Posts Tagged ‘dolphins’

February 22nd – 23rd

April 3, 2010


Monday 22nd  –  Tuesday 23rd February


Dolphins at Hahei

Three or four maybe – a small pod

Just on time, at five thirty, the dolphins

splash in the distance, race surging between the islands

gregarious pack animals, energetic as teenagers.

Please stay with me;

roll leap and play in my mind’s eye forever;

puppies of the sea – spending energy in wanton high leaps

and full-length crashes like breaching whales.

The dolphins are wonderful – I was lucky to see them, as I think they had been there for a while when I finally closed my book and walked down to the beach.  They had been closer in, but I saw them way way out – perhaps as they were leaving the bay.  And I was struck by a sudden fear that I would forget them – that Hahei itself would fade in my mind, and I would never come back, simply because I had forgotten what it was like and (at some level) how absolutely easy it is to leave all the ties that feel so dominatingly real when one is at home. But while I was there it felt completely right and natural: it felt like my place, and, corny though it may sound, like my spiritual home. It’s interesting too that a phrase like that, which sounds so qualified anywhere else, could sound appropriate while there.  And remembering the dolphins stands for remembering the whole experience – they feel like my own daffodils. (Stupid Word – can’t tell what the subject of a sentence is!) And the poem, though it isn’t very good, is a way of holding that time and that sense of possibility. Holding on to it.  Not very far below the surface, too, is that fear of forgetfulness and of aging.

Tuesday 23rd

My day to leave, so I took an early morning walk up the headland, where there is a Maori pa. (I didn’t spot it. Didn’t really know what to look for, then.) There were lots of seagulls and cormorants, and some hidden bird was giving a sawing two-note call from well inside a tree.  As one climbs the inner side of the hill, one can look back at the bay and at the township of Hahei.  It suddenly struck me why I feel so at home there: it is very like Nelson Bay in the fifties, when I was a child.  A combination of the simplicity with the slightly tawdry tourism of caravan parks and beach walks, in a place that is lovely beyond belief. Further up the headland one sees forward out to the open sea, fine and crashing with great waves and rocky cliffs.  A solitary gannet heading eastwards dove headlong into the waves. At the top, wonderfully, I found an American couple doing yoga – they denied this, but she seemed to have just finished the ‘Salute to the Sun’.  Lovely chatty people, they offered to take my photo and explained that they live at Hahei for six months of the year, and in the US, near Chicago, for the rest.  What joy, I think.  They have been doing this for nine years now – since retiring, I guess.

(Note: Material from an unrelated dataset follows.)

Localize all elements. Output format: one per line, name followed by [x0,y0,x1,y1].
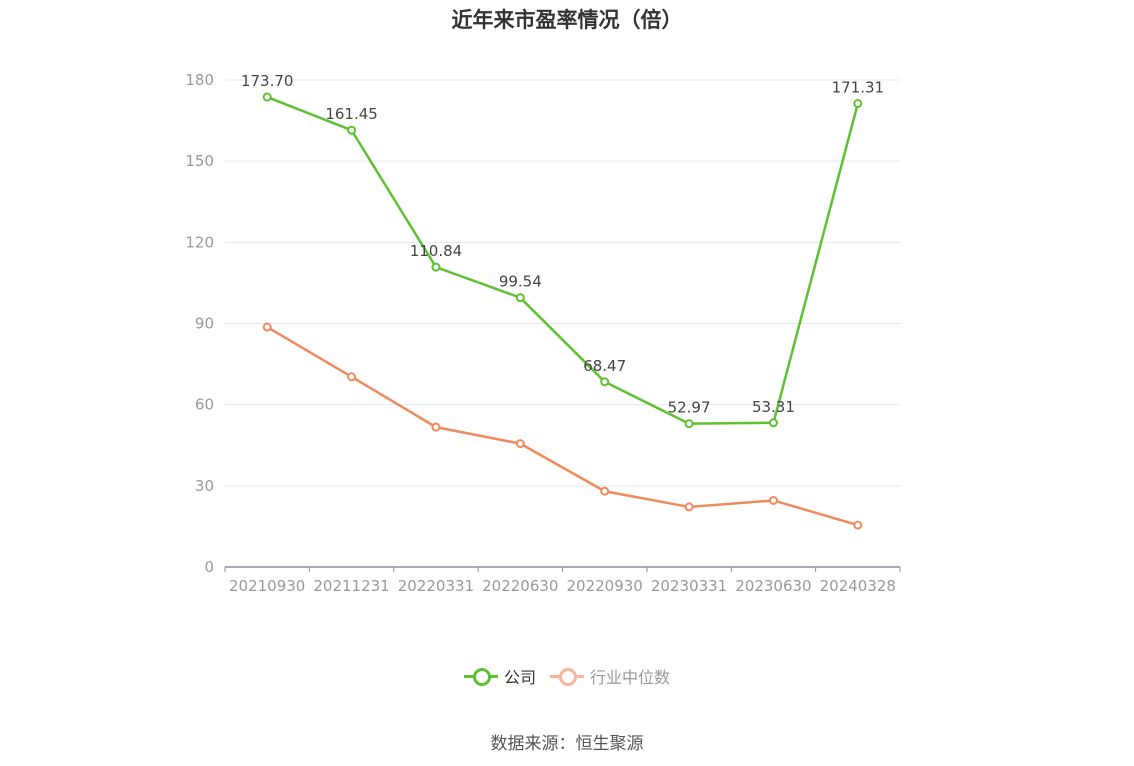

Back along the beach to check out of Tatahi Backpackers (charming – wood-built, with gardens – but expensive, I thought at 80 dollars a night – wondered if I’d been overcharged, actually).  And couldn’t resist a last swim – such perfect water and waves.  someone was sea-swimming, quite far out. Most impressive.  But no morning dolphin were visible – I did look for them.

Few were in swimming , but I had my farewell swim anyway.  A bit chilly so early in the day, but amazingly good – battering waves.  A woman in a bathing cap waved to me – and I belatedly recognised the American from the hill.  Hope she didn’t think I was following her – (but what the hell if she did – I was leaving in half an hour).

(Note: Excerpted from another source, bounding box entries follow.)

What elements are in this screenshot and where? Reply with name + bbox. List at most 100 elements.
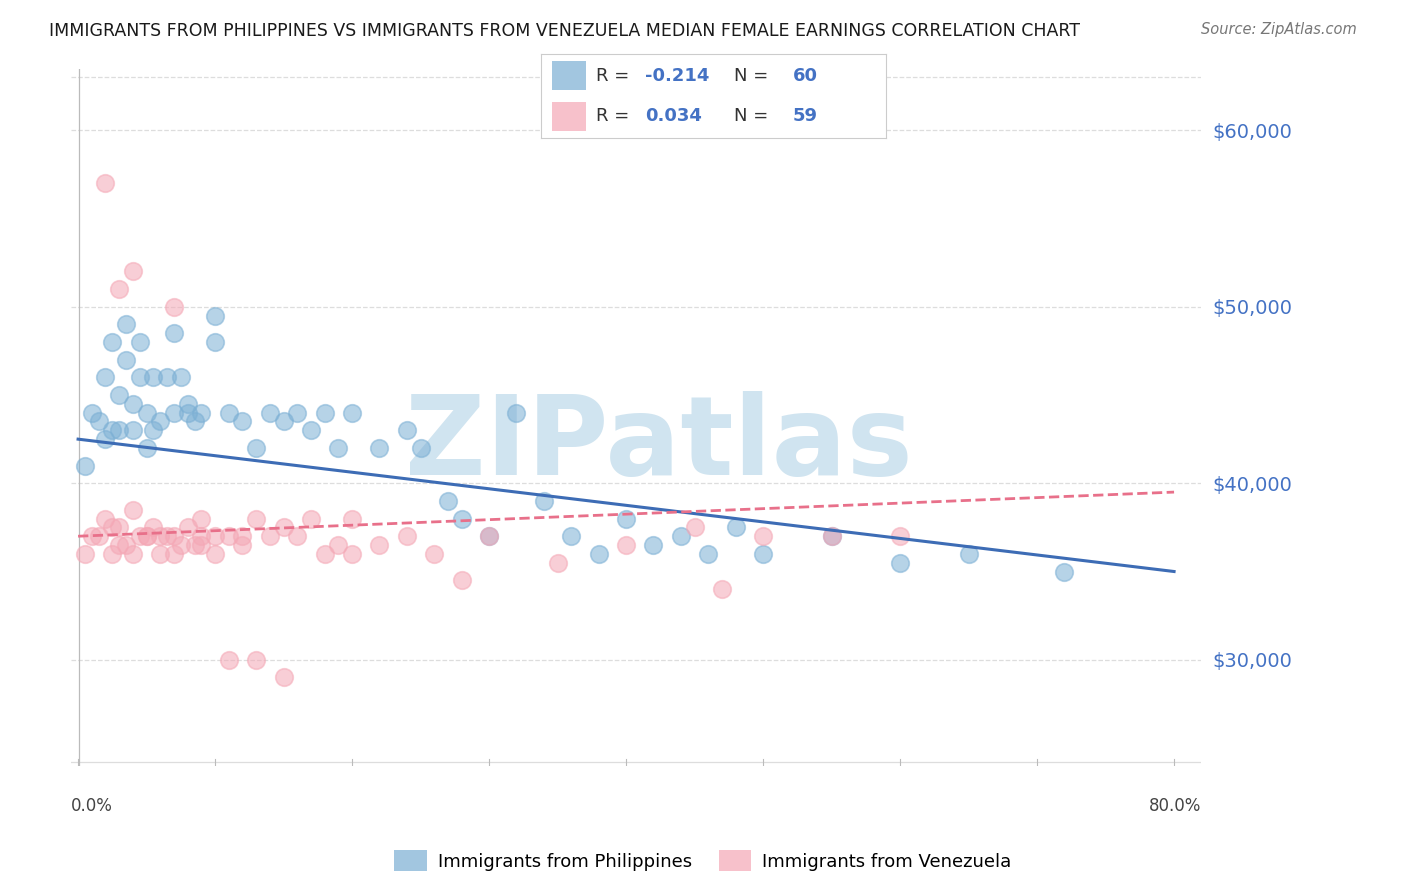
Point [87,415,110,429]
Point [231,529,253,543]
Point [135,441,157,455]
FancyBboxPatch shape [551,62,586,90]
Point [73,458,96,473]
Point [163,547,186,561]
Point [108,538,131,552]
Point [94,511,117,525]
Text: 80.0%: 80.0% [1149,797,1202,815]
Point [820,529,842,543]
Y-axis label: Median Female Earnings: Median Female Earnings [0,316,8,518]
Text: IMMIGRANTS FROM PHILIPPINES VS IMMIGRANTS FROM VENEZUELA MEDIAN FEMALE EARNINGS : IMMIGRANTS FROM PHILIPPINES VS IMMIGRANT… [49,22,1080,40]
Point [135,406,157,420]
Point [724,520,747,534]
FancyBboxPatch shape [551,102,586,130]
Point [299,511,322,525]
Point [101,547,124,561]
Point [101,423,124,437]
Point [142,370,165,384]
Point [163,300,186,314]
Point [328,441,350,455]
Point [135,529,157,543]
Point [957,547,980,561]
Point [533,494,555,508]
Point [108,520,131,534]
Point [183,538,205,552]
Point [423,547,446,561]
Point [156,370,179,384]
Point [163,326,186,341]
Point [73,547,96,561]
Point [122,547,145,561]
Point [94,176,117,190]
Point [231,538,253,552]
Point [163,406,186,420]
Point [478,529,501,543]
Point [149,547,172,561]
Point [115,318,138,332]
Point [614,538,637,552]
Point [547,556,569,570]
Point [889,529,911,543]
Point [156,529,179,543]
Point [218,653,240,667]
Point [245,511,267,525]
Point [285,406,308,420]
Point [183,415,205,429]
Point [170,370,193,384]
Point [395,423,418,437]
Point [340,406,363,420]
Point [340,547,363,561]
Point [101,334,124,349]
Point [176,520,198,534]
Point [437,494,460,508]
Point [108,282,131,296]
Point [94,432,117,446]
Point [122,502,145,516]
Point [128,529,150,543]
Point [218,406,240,420]
Point [80,529,103,543]
Text: Source: ZipAtlas.com: Source: ZipAtlas.com [1201,22,1357,37]
Point [752,529,775,543]
Point [505,406,527,420]
Point [314,406,336,420]
Point [450,574,472,588]
Point [190,511,212,525]
Point [190,538,212,552]
Point [368,441,391,455]
Point [478,529,501,543]
Point [285,529,308,543]
Text: ZIPatlas: ZIPatlas [405,392,912,499]
Point [115,352,138,367]
Legend: Immigrants from Philippines, Immigrants from Venezuela: Immigrants from Philippines, Immigrants … [387,843,1019,879]
Point [1053,565,1076,579]
Point [273,520,295,534]
Point [697,547,720,561]
Point [588,547,610,561]
Point [176,406,198,420]
Point [149,415,172,429]
Point [204,309,226,323]
Point [204,529,226,543]
Point [395,529,418,543]
Point [643,538,665,552]
Point [115,538,138,552]
Point [108,423,131,437]
Point [176,397,198,411]
Text: 59: 59 [793,107,818,125]
Point [128,370,150,384]
Point [101,520,124,534]
Point [409,441,432,455]
Point [683,520,706,534]
Point [204,334,226,349]
Text: N =: N = [734,67,775,85]
Point [190,529,212,543]
Point [149,529,172,543]
Point [87,529,110,543]
Point [108,388,131,402]
Point [820,529,842,543]
Text: R =: R = [596,67,636,85]
Text: 0.0%: 0.0% [72,797,112,815]
Point [80,406,103,420]
Point [889,556,911,570]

and writing this just two days later, it is receding and it is so hard to hold it in my mind as banality seeps and then surges through me.  A treacly tide that immobilizes, and that I can fight with the poetry and the words here.  (but not with photos, which only capture a moment, and seem to be a part of forgetting because they allow only a very specific fragment of memory.) My dolphin poem, rough and ready though it is, is part of that holding process.

I hared back to Auckland through Tairua and over the mountains to get the little bright blue Getz back to Go! rentals  on time – and all worked smoothly despite my perennial fears of running late. (Why do I care so much?) The useful map of Auckland made all the difference.  It’s all about the maps. (Maybe I shouldn’t say that out loud – it ought to be obvious at my age.) But there’s something a little deeper there too, about maps. I hadn’t intended to go through Tairua, but took a wrong turning – another navigation problem. Finally collected from the wilds of the light industrial suburbs by kindly Colin, and restored to the family party going on at Ann’s.